After leaving Willard’s, I drove around the lake and wound my way toward downtown, the side roads giving me time to puzzle over a different problem, and a different threat. All my careful maneuvers with Aura and Bilal might come to an abrupt end if Sean Burke appeared and caught me by surprise once more.
My subconscious had been picking at the tangled knot of just how Burke had tracked me to the parking garage on the night of the museum gala. I had an inkling—my only idea this side of crazy notions like Burke following my car with a team of flying drones—but its implications were unnerving.

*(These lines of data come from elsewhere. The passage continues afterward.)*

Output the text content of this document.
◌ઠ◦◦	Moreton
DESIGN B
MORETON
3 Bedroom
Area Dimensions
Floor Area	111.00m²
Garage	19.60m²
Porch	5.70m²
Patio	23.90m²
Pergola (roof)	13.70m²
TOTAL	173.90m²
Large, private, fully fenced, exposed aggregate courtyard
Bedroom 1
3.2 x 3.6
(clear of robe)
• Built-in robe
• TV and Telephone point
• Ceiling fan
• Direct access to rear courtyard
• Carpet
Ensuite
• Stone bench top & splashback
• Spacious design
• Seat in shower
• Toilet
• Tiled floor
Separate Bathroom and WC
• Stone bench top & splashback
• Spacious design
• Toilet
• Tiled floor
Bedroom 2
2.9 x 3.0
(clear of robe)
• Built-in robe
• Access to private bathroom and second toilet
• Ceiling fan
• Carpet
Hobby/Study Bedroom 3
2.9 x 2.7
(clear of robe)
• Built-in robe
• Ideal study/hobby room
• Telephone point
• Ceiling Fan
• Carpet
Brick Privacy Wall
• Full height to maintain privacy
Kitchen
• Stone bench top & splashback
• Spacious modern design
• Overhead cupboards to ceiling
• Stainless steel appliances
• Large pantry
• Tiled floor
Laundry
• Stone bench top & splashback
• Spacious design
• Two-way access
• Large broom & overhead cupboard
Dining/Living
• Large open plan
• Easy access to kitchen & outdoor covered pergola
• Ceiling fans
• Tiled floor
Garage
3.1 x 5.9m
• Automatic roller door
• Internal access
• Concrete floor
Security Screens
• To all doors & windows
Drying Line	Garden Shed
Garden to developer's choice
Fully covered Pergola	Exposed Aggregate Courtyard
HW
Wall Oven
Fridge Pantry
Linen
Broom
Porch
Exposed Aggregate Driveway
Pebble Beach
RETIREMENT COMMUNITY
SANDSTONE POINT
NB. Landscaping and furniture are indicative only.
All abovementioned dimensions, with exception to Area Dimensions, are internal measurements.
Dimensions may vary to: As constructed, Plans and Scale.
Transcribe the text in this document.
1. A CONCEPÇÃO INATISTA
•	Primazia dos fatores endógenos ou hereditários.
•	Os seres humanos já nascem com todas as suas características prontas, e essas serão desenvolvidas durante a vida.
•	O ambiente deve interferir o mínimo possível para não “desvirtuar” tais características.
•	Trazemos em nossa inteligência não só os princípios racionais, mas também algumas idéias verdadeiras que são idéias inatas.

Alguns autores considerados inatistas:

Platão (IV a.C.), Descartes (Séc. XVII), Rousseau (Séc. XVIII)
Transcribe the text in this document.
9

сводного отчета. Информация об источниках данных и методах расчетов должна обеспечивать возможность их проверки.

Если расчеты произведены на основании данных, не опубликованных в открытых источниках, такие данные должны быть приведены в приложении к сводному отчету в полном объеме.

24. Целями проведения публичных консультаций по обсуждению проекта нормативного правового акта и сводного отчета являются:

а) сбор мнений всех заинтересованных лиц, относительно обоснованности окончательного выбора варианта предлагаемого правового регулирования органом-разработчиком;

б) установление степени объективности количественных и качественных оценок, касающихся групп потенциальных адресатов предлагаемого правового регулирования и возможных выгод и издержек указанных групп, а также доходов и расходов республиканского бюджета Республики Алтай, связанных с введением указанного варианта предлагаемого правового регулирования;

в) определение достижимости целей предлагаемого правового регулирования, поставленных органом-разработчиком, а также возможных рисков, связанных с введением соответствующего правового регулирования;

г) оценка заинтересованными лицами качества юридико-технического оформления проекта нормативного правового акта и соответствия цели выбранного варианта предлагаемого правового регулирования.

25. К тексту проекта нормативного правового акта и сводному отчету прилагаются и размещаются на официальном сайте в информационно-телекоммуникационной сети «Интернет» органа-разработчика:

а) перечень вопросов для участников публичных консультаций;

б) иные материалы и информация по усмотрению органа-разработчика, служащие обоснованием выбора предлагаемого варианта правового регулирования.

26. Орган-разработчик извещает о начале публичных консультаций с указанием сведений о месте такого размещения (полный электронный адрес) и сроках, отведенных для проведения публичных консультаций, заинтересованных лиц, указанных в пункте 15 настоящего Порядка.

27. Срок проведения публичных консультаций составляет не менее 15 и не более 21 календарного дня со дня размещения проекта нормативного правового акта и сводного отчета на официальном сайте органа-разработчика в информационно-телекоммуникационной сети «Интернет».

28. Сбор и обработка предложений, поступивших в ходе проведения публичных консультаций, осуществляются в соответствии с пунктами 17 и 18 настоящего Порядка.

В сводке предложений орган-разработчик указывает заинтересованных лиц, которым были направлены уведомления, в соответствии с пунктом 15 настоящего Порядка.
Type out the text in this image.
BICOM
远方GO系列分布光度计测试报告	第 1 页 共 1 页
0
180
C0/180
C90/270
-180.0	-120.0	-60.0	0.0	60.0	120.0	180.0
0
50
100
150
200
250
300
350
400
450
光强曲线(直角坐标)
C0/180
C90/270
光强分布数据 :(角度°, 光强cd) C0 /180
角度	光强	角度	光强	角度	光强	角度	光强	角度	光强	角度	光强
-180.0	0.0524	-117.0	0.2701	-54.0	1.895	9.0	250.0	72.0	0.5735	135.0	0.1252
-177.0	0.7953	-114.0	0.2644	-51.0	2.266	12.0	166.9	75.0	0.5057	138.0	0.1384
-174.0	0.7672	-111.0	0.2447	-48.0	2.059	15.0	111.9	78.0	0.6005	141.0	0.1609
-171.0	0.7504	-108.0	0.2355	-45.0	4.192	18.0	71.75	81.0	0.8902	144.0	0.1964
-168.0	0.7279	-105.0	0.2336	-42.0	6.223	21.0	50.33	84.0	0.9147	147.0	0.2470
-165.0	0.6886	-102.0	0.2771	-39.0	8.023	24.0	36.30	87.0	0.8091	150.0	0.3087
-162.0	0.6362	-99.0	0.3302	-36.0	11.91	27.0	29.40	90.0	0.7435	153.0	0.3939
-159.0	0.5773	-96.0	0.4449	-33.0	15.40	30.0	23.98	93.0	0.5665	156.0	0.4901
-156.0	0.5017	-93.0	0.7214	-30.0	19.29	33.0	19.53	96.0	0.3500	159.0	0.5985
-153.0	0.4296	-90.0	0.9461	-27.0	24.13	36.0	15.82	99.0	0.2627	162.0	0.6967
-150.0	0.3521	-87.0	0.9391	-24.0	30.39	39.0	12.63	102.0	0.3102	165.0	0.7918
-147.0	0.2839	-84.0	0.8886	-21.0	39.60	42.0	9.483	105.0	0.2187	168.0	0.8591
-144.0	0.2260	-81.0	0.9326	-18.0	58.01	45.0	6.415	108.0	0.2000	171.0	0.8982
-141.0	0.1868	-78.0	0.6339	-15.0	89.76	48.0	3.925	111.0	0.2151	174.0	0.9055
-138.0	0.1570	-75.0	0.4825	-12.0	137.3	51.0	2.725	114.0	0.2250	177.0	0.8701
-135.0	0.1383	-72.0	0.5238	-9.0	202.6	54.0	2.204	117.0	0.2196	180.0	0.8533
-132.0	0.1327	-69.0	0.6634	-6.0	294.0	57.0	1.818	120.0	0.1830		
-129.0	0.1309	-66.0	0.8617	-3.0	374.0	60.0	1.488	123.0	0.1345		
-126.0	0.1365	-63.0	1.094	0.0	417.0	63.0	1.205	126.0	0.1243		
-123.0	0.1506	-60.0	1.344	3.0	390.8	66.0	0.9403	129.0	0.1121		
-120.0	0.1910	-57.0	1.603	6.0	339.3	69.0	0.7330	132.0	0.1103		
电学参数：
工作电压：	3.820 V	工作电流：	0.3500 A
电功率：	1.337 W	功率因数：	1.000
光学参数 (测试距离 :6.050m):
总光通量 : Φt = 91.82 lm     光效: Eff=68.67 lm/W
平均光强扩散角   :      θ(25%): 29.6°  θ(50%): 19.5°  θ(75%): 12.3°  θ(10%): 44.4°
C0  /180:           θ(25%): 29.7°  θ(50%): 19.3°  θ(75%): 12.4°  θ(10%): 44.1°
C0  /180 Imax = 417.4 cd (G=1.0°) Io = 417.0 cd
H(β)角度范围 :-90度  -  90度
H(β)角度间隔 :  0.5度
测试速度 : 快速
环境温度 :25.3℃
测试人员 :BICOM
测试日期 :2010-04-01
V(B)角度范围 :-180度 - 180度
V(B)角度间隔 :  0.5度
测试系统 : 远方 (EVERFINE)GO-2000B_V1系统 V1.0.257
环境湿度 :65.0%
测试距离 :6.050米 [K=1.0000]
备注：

I’d used my personal credit card to purchase an evening pass when entering the garage that night. Burke knew my name and my car. If he’d somehow put a trace on my accounts, he might have known where I was within minutes. Perhaps even before I’d chosen a parking space.
Was that even possible? Burke’s Russian boss, Liashko, had money, and pull. Did his reach extend to flunkies inside major American banks? Guerin had said the arms dealer wielded enough power to control his interests without setting foot on our shores. Wielded through men like Burke.
I was as realistic—Addy would say cynical—as anyone about the corruption of those in power. Hell, I’d bribed an FBI employee less than a week ago. But Liashko having that level of influence at his command gave me one very long pause.
And a theory I could put to the test.
Some car juggling was required. I drove my truck downtown. On the holiday, the streets were halfway to deserted and I had my choice of metered parking spots. I left the truck at the curb, not far from the museum. Caught a rideshare back to Addy’s to retrieve the Barracuda. And drove the muscle car right back to the garage where Burke had aimed his gun at me. With intent, as the law would say.
I used the same credit card to buy a two-hour ticket. Wondering if, somewhere, the charge on the card was even now sending a flag to alert whoever might be watching.
Five minutes later the Barracuda sat nestled in a spot on the second level, copper paint gleaming in the low January sun, and I was back at street level, sitting in the truck. Watching the garage entrance.
I’d set the shiny lure. Now came the waiting.
If I was right, Burke had waited for me to return to the Barracuda after my visit to the museum. The more I thought about that, the less I figured he had stood outside on the roof of the garage, exposed to the cold and to witnesses. He’d have kept watch from a car of his own. Not his personal vehicle. Something untraceable to him, in the chance that he would have to leave me dead, with my rapidly cooling blood flowing down the slope of the garage ramp.
My phone rang, with the number of the answering service I had called early in the morning.
“It’s Jessica,” said a contralto voice. “You remember?” Ondine’s bodyguard from the museum.
“Sensible shoes and a lethal purse,” I said. “Can you speak for your boss, or are you just relaying messages?”
“This line’s secure.”
I took that to mean Jessica had some authority beyond being Ondine’s flyswatter.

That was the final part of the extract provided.